Threat vectors are multiplying out there. Time to reboot corporate risk management.
A butterfly can flap its wings in Beijing, and in Central Park, you get rain instead of sunshine. That’s a popular way of describing the butterfly effect, which suggests that complex systems are so interconnected that little events in one place can cause much bigger events to happen someplace else.
Little events. Like…tweets. Or bits of malicious code. Interdependent, multidimensional little events with the potential for global impact. Events that must be managed at the speed of social media.
This is the key insight that Marianne Nichols and her global strategic intelligence colleagues at Invesco have operationalized. The Atlanta-based investment management company no longer addresses threats like brand risk, cybercrime, terrorism, or natural disasters with discrete, siloed functions; the networked scale of the threats has made that approach obsolete.
And it doesn’t matter that risk—as the COVID-19 pandemic has shown—is generally impossible to predict. Customers and investors still hold management accountable for performance and results, even when a risk event is unprecedented. That’s why Deloitte has paired with Invesco to promote a reboot for corporate risk management overall—one that recognizes the change in the risk landscape and more closely aligns risk management with a company’s overall strategy.
Unprecedented risks? Management's still on the hook for results.
The recommendation? A dedicated, global strategic intelligence function that cuts across organizational silos. The vision: operations, information security, IT, HR, legal, compliance, corporate relations, and other specialists monitoring, predicting, identifying, and responding to potential issues in an integrated way.

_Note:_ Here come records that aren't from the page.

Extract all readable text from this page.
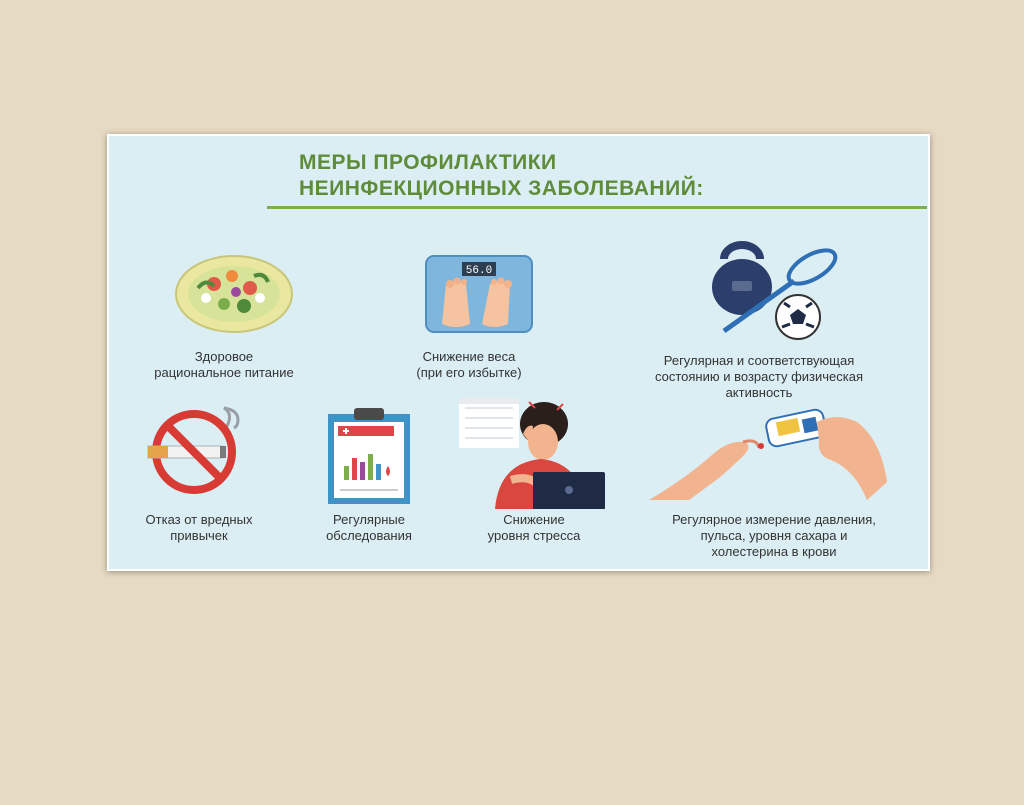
МЕРЫ ПРОФИЛАКТИКИ
НЕИНФЕКЦИОННЫХ ЗАБОЛЕВАНИЙ:

Здоровое
рациональное питание

56.0

Снижение веса
(при его избытке)

Регулярная и соответствующая
состоянию и возрасту физическая
активность

Отказ от вредных
привычек

Регулярные
обследования

Снижение
уровня стресса

Регулярное измерение давления,
пульса, уровня сахара и
холестерина в крови
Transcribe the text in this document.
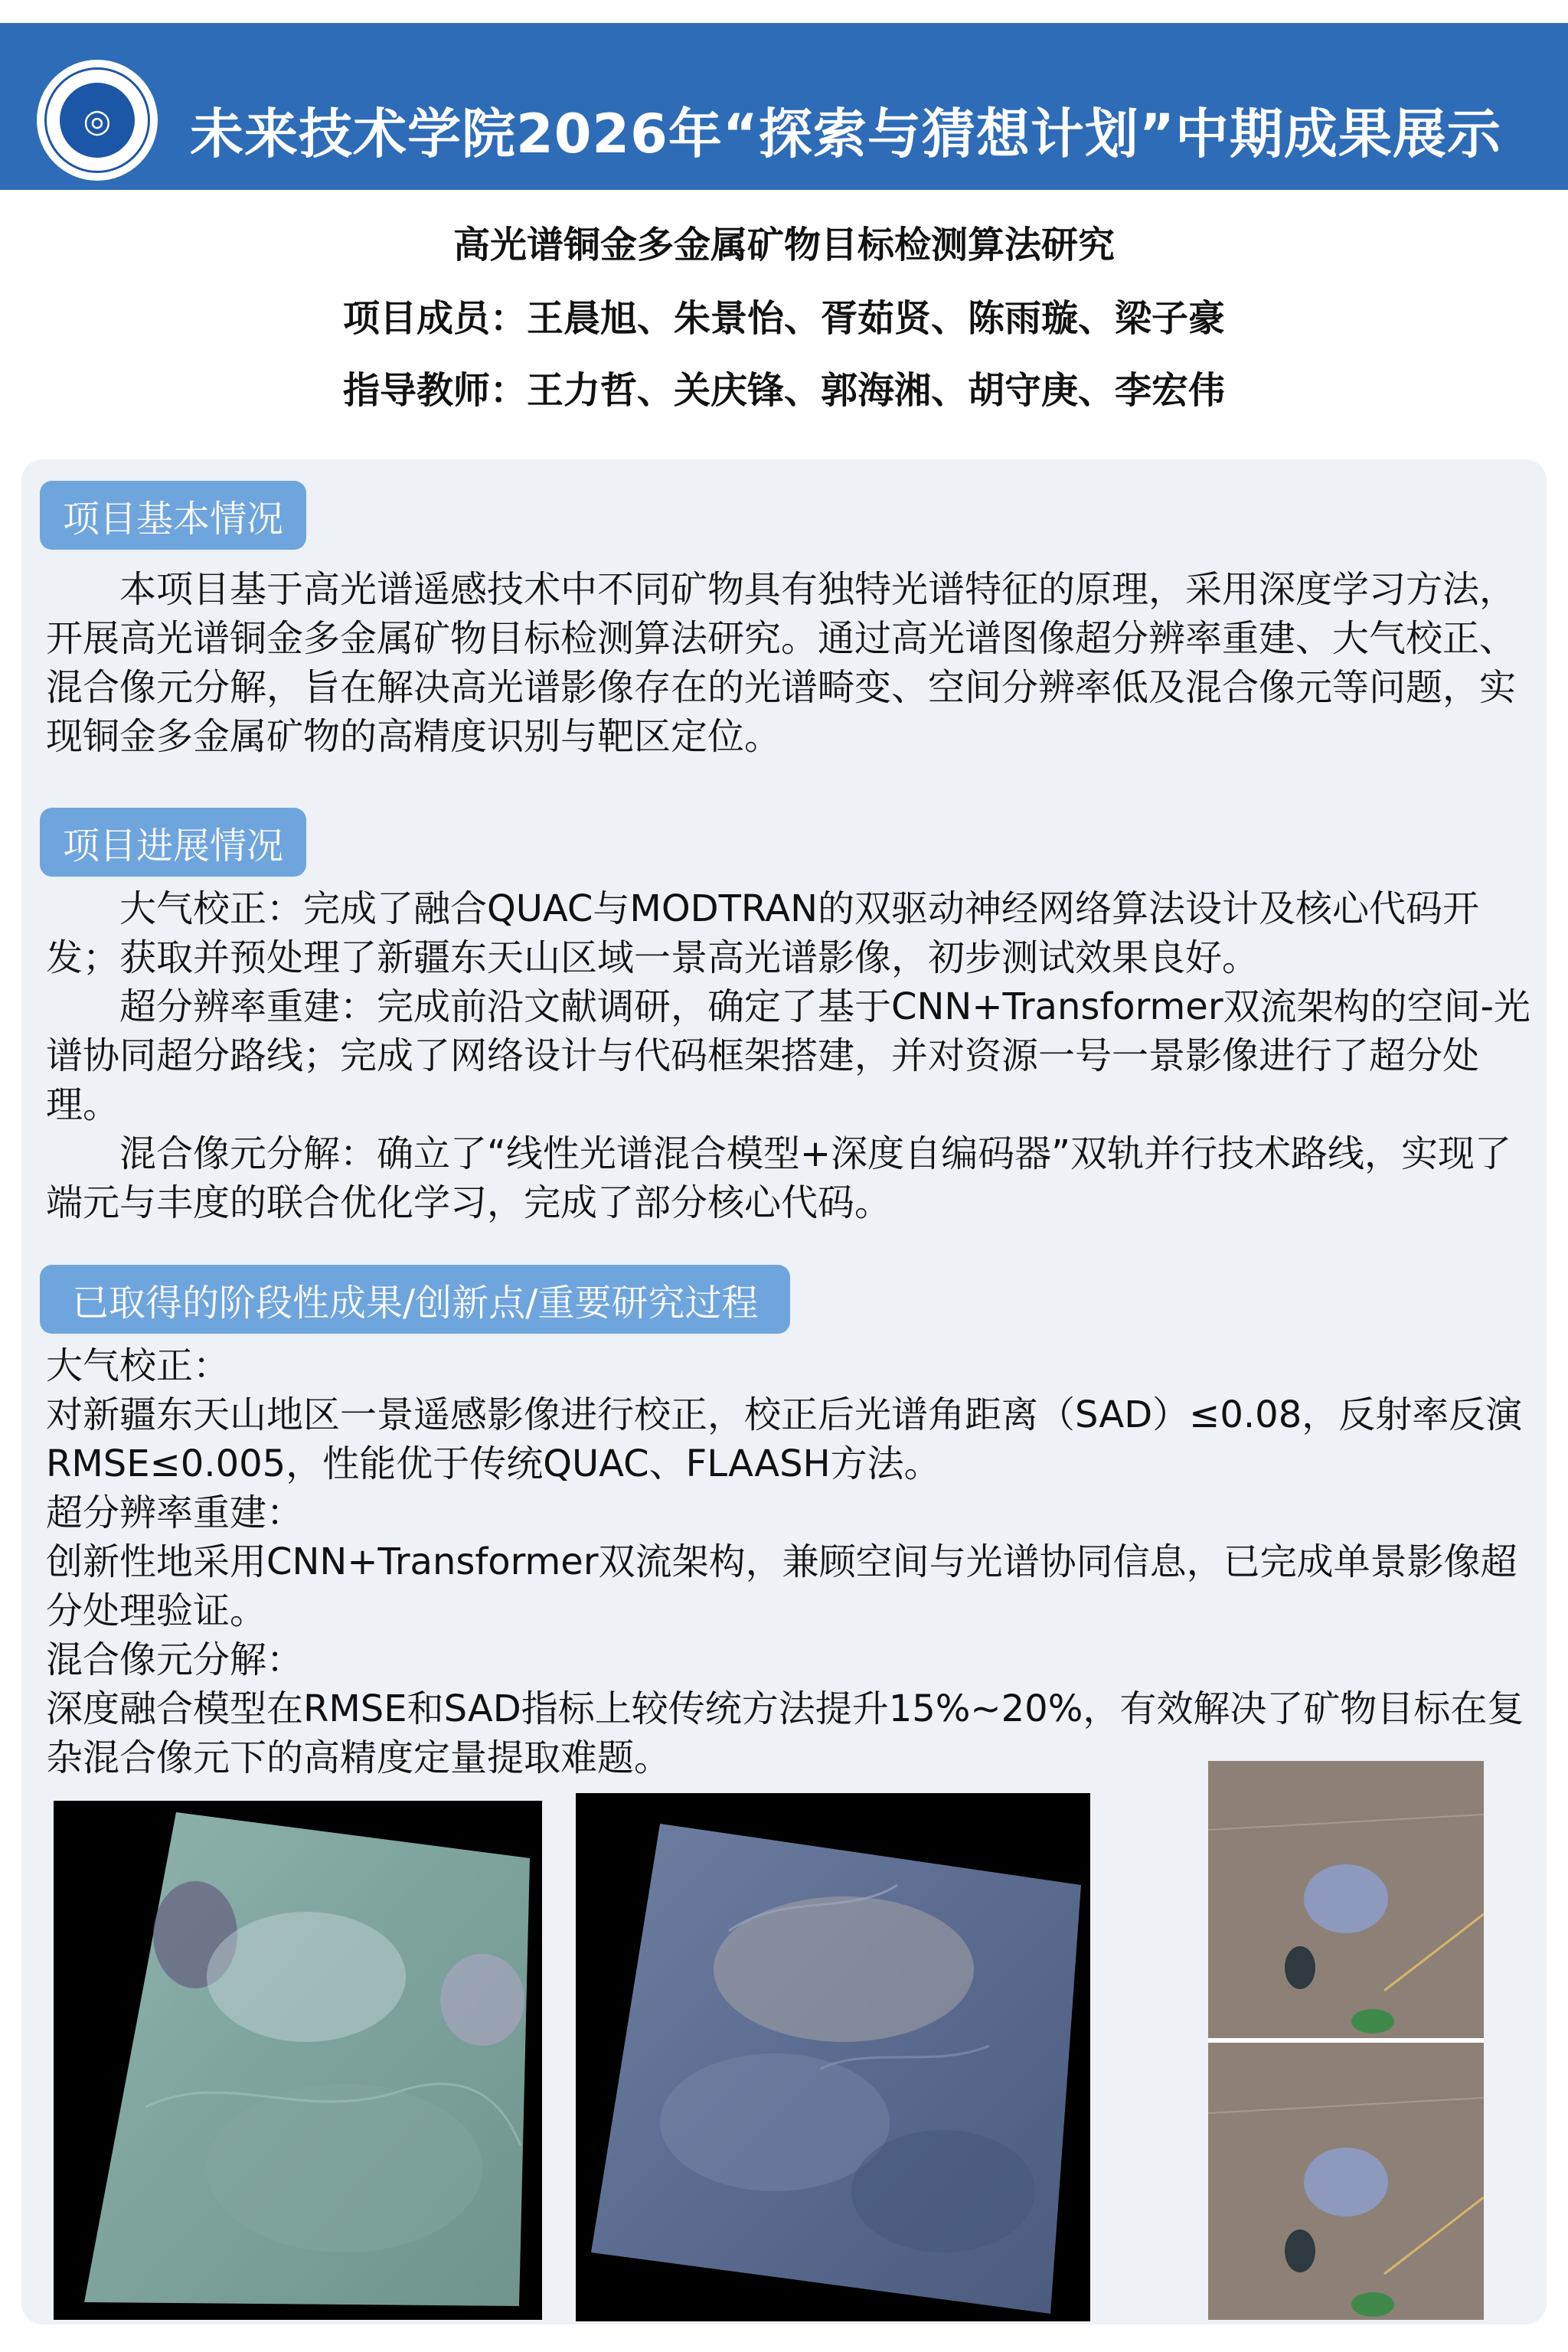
◎	未来技术学院2026年“探索与猜想计划”中期成果展示
高光谱铜金多金属矿物目标检测算法研究
项目成员：王晨旭、朱景怡、胥茹贤、陈雨璇、梁子豪
指导教师：王力哲、关庆锋、郭海湘、胡守庚、李宏伟
项目基本情况

本项目基于高光谱遥感技术中不同矿物具有独特光谱特征的原理，采用深度学习方法，开展高光谱铜金多金属矿物目标检测算法研究。通过高光谱图像超分辨率重建、大气校正、混合像元分解，旨在解决高光谱影像存在的光谱畸变、空间分辨率低及混合像元等问题，实现铜金多金属矿物的高精度识别与靶区定位。

项目进展情况

大气校正：完成了融合QUAC与MODTRAN的双驱动神经网络算法设计及核心代码开发；获取并预处理了新疆东天山区域一景高光谱影像，初步测试效果良好。

超分辨率重建：完成前沿文献调研，确定了基于CNN+Transformer双流架构的空间-光谱协同超分路线；完成了网络设计与代码框架搭建，并对资源一号一景影像进行了超分处理。

混合像元分解：确立了“线性光谱混合模型+深度自编码器”双轨并行技术路线，实现了端元与丰度的联合优化学习，完成了部分核心代码。

已取得的阶段性成果/创新点/重要研究过程

大气校正：

对新疆东天山地区一景遥感影像进行校正，校正后光谱角距离（SAD）≤0.08，反射率反演RMSE≤0.005，性能优于传统QUAC、FLAASH方法。

超分辨率重建：

创新性地采用CNN+Transformer双流架构，兼顾空间与光谱协同信息，已完成单景影像超分处理验证。

混合像元分解：

深度融合模型在RMSE和SAD指标上较传统方法提升15%~20%，有效解决了矿物目标在复杂混合像元下的高精度定量提取难题。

Here’s how it works: A strategic intelligence team collects (and produces) intelligence on threats from a wide range of connected domains—each according to their experience. They identify changes in the risk environment and generate big-picture, proactive impact analysis—an early warning system. This system doesn’t just guide tactical risk management; it gives leadership across the business a clear picture of emerging risks and the strategic insights they need to steer the organization. It helps them look forward rather than in the rearview mirror.
The best response to threats on multiple fronts? A united front.
If one truism has emerged from the past couple years’ events, it’s that we live in uncertain times. A strategic intelligence program can equip leaders to make more risk-intelligent decisions on how to navigate that uncertainty.
Integrated sensing and analysis lead to better insights; better insights lead to more informed, faster decisions. They lead to better agility and ultimately more resilient organizations—organizations able to respond and recover from risk events more rapidly and effectively than before.
And that—by any reckoning—is not a little thing.